After the success she achieved with Bright Dead Things (2015), a National Book Award and National Book Critics Circle Award finalist, and The Carrying (2018) winner of the latter, Limón recently released The Hurting Kind, a collection of poems written during the pandemic that pose the mysteries and uncertainties of the everyday. 

"Could you refuse me if I asked you/to point again at the horizon, to tell me/something was worth waiting for?"

As Craig Morgan Teicher, a literary critic for The New York Times notes, The Hurting Kind is replete with quiet celebrations of the everyday, close and profound observations of nature.  

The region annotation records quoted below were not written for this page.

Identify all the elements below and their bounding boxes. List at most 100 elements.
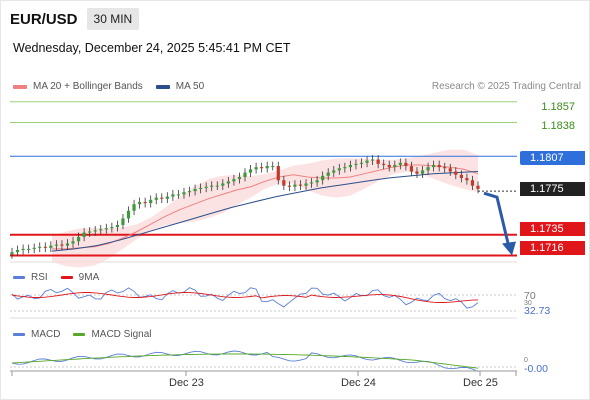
candle-body <box>143 202 147 204</box>
rsi-level-70: 70 <box>524 290 536 302</box>
candle-body <box>32 247 36 249</box>
candle-body <box>71 241 75 244</box>
candle-body <box>370 159 375 161</box>
candle-body <box>215 185 219 187</box>
candle-body <box>332 170 336 173</box>
candle-body <box>465 178 469 181</box>
macd-legend-label: MACD <box>31 329 61 340</box>
candle-body <box>432 164 436 168</box>
candle-body <box>160 197 164 199</box>
rsi-ma-line <box>11 292 479 303</box>
candle-body <box>126 210 131 219</box>
x-label-dec24: Dec 24 <box>341 377 376 389</box>
candle-body <box>470 180 475 186</box>
macd-legend: MACD MACD Signal <box>13 329 164 340</box>
candle-body <box>376 159 380 164</box>
candle-body <box>88 231 92 233</box>
candle-body <box>326 172 330 176</box>
candle-body <box>165 196 169 199</box>
level-label-1: 1.1857 <box>541 101 575 113</box>
candle-body <box>232 179 236 182</box>
macd-zero: 0 <box>524 357 528 364</box>
candle-body <box>448 168 452 172</box>
candle-body <box>154 197 158 200</box>
rsi-level-30: 30 <box>524 300 532 307</box>
candle-body <box>271 166 275 168</box>
macd-value: -0.00 <box>524 363 548 375</box>
candle-body <box>265 166 269 169</box>
candle-body <box>254 167 258 170</box>
symbol-title: EUR/USD <box>10 10 78 28</box>
candle-body <box>443 167 447 169</box>
candle-body <box>93 230 97 232</box>
candle-body <box>248 169 253 173</box>
candle-body <box>204 186 208 188</box>
candle-body <box>243 172 247 177</box>
candle-body <box>132 204 136 211</box>
candle-body <box>382 163 386 165</box>
level-label-current: 1.1775 <box>520 182 585 196</box>
candle-body <box>76 236 81 242</box>
candle-body <box>354 163 358 165</box>
bollinger-band <box>52 149 478 268</box>
candle-body <box>210 185 214 187</box>
rsi-line <box>11 287 479 309</box>
candle-body <box>115 224 120 228</box>
x-label-dec23: Dec 23 <box>169 377 204 389</box>
candle-body <box>398 162 402 165</box>
candle-body <box>337 168 341 171</box>
candle-body <box>176 194 181 196</box>
candle-body <box>104 228 108 230</box>
candle-body <box>171 194 175 197</box>
rsi-legend: RSI 9MA <box>13 272 112 283</box>
candle-body <box>54 244 58 246</box>
candle-body <box>121 218 125 225</box>
candle-body <box>393 164 397 168</box>
candle-body <box>348 164 353 168</box>
candle-body <box>293 184 297 187</box>
candle-body <box>260 167 264 169</box>
ma50-line <box>51 171 479 252</box>
level-label-2: 1.1838 <box>541 120 575 132</box>
candle-body <box>404 162 408 167</box>
candle-body <box>437 164 441 168</box>
candle-body <box>298 184 303 186</box>
candle-body <box>415 171 419 174</box>
candle-body <box>110 227 114 229</box>
level-label-6: 1.1716 <box>520 241 585 255</box>
candle-body <box>454 171 458 175</box>
timeframe-badge[interactable]: 30 MIN <box>86 8 140 30</box>
candle-body <box>459 174 463 179</box>
forecast-arrowhead <box>502 241 516 256</box>
candle-body <box>476 185 480 189</box>
candle-body <box>420 170 425 174</box>
forecast-arrow <box>483 191 511 248</box>
rsi-ma-legend-label: 9MA <box>78 272 100 283</box>
candle-body <box>276 166 280 181</box>
candle-body <box>193 188 197 192</box>
level-label-3: 1.1807 <box>520 151 585 165</box>
candle-body <box>287 185 291 187</box>
macd-line <box>11 350 479 373</box>
level-label-5: 1.1735 <box>520 222 585 236</box>
candle-body <box>237 176 242 180</box>
credit-text: Research © 2025 Trading Central <box>431 81 581 92</box>
x-label-dec25: Dec 25 <box>463 377 498 389</box>
datetime-label: Wednesday, December 24, 2025 5:45:41 PM … <box>13 41 291 55</box>
rsi-value: 32.73 <box>524 305 551 317</box>
candle-body <box>343 167 347 169</box>
candle-body <box>304 183 308 186</box>
price-legend: MA 20 + Bollinger Bands MA 50 <box>13 81 217 92</box>
candle-body <box>43 246 47 248</box>
candle-body <box>99 229 103 231</box>
macd-signal-legend-label: MACD Signal <box>91 329 152 340</box>
candle-body <box>309 182 314 184</box>
legend-ma20: MA 20 + Bollinger Bands <box>13 81 143 92</box>
candle-body <box>10 252 14 255</box>
candle-body <box>187 191 192 193</box>
candle-body <box>27 248 31 250</box>
candle-body <box>199 187 203 189</box>
candle-body <box>426 167 430 171</box>
candle-body <box>387 164 391 168</box>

"Limón looks out the window, strolls through her garden and, like Emily Dickinson, stumbles over the infinities. On the lawn she sees:

"a groundhog
slippery and waddle-thieving my tomatoes, still
green in the morning's shade. I watched her
munch and stand on her haunches, taking such
pleasure in the watery bites. Why am I not allowed
delight?"

In an interview with the LA Times Review of Books, the author said that the collection of poems, written during the pandemic, is also a critique of the individualism and isolation that American culture promotes. As a culture, we rely on what we do and what we manufacture to define us, to define our lives, but I was curious to challenge those definitions. Could life be less defined by doing and more by being?" said the author.

The collection of poems has nothing to do with her Mexican heritage, and as she herself has said on occasion, her sense of identity has developed outside of language.

"I was not raised in a bilingual family. My grandfather barely spoke Spanish. He worked hard to assimilate into American culture, grew up in a foster family and ended up graduating from college. I've always identified with Mexican culture, but like many of us, I'm not just one thing. I am many things. I'm Irish, and I'm Scottish, and I'm also German," she said in an interview with Compose Journal, a literary media outlet, 10 years ago. 

Her parents divorced when she was just eight years old, so her poetic work, autobiographical in nature, is very much identified with the "divided self." 

ada limon poetry book

Although she opposes a certain tendency to categorize by origin to encourage diversity and celebrate differences, "that doesn't mean I don't feel political or that I ignore the important work I believe Latino writers should be doing for the community at large. I have a sense of responsibility in terms of representation. But for me, the most interesting thing is how we come to find our individual voices, what speaks to us, what excellent oddities emerge in our work. We are all such strange animals and I find the noises we make very exciting," she told Compose Journal

Limón is the author of six books of poetry, including The Carrying, which won the National Book Critics Circle Award for Poetry. She is also the host of the critically-acclaimed poetry podcast, The Slowdown. Her new book of poetry, The Hurting Kind, is out now from Milkweed Editions.